The latter produces no aggregations element in the returned JSON, which triggers the above error. But when I formulate the query the right way in Sense (with the aggs sub-hash), it works fine.

@siruguri, any ideas? I can dive into this but it may take me a little while to get to.

siruguri commented 8 years ago

which branch has the code that I can check this on? master?

yozlet commented 8 years ago

Yep, this is in master now (as of last week) but otherwise try dev.

yozlet commented 8 years ago

Also, this bug only surfaces with nested data - look at the spec/fixtures/nested-files fixture.

siruguri commented 8 years ago

I think I'll have time early next week to look into this ... lmk if you get to it earlier.
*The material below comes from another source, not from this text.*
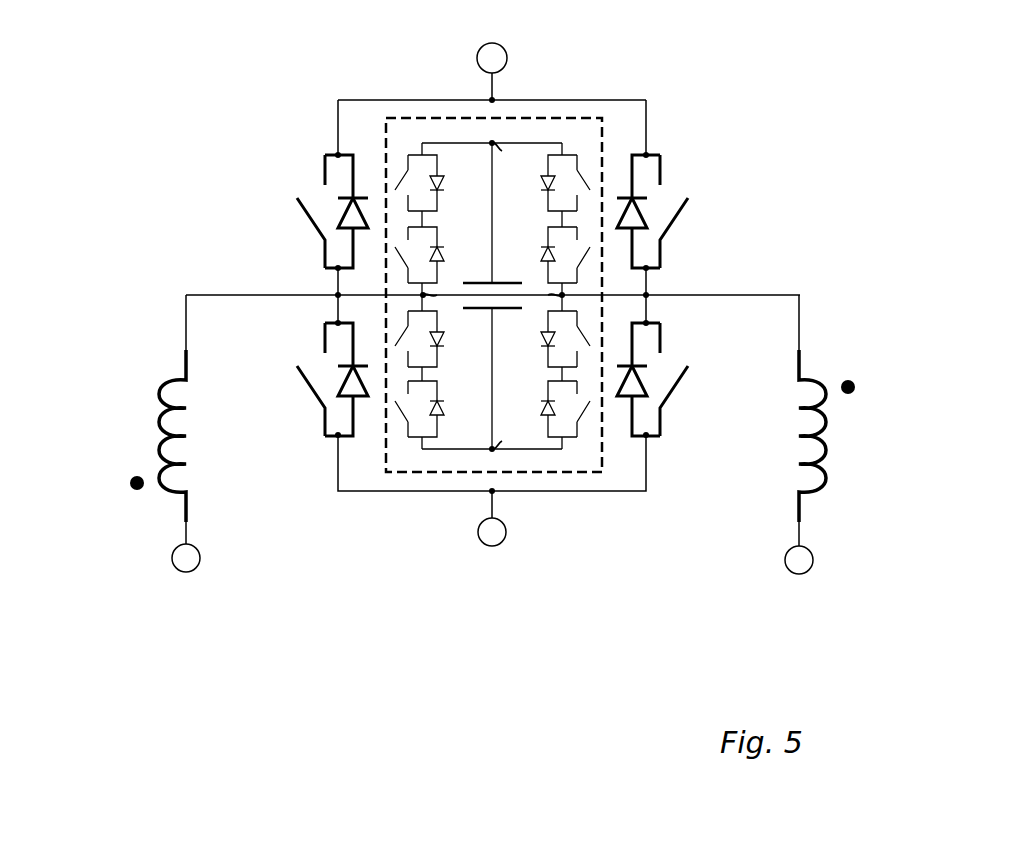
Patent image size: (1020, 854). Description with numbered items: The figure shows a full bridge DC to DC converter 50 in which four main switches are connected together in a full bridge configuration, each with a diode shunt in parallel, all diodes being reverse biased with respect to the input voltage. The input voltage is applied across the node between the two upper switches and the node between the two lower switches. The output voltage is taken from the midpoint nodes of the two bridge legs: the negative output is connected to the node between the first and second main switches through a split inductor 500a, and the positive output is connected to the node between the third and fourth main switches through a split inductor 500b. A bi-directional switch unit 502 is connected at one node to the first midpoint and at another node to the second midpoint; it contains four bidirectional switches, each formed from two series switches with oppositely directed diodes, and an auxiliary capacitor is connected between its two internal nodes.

I'm guessing it's something to do with the check for types in lib/data_magic/query_builder.rb line 45. Maybe the nested fields cause the column_field_type to not be set to integer or float?

On Mon, Jan 25, 2016 at 6:19 PM, Yoz Grahame notifications@github.com wrote:

Also, this bug only surfaces with nested data - look at the spec/fixtures/nested-files and spec/fixtures/nested2 fixtures.

— Reply to this email directly or view it on GitHub https://github.com/18F/open-data-maker/issues/276#issuecomment-174779190 .

ultrasaurus commented 8 years ago

actually, I think in this case it is because the resulting values are all null so I guess the stats aren't calculated and result['aggregations'] is nil

yozlet commented 8 years ago

Reopening because this issue isn't fixed, though thanks to #286 it's no longer throwing exceptions; it just returns empty results. Still needs a failing test.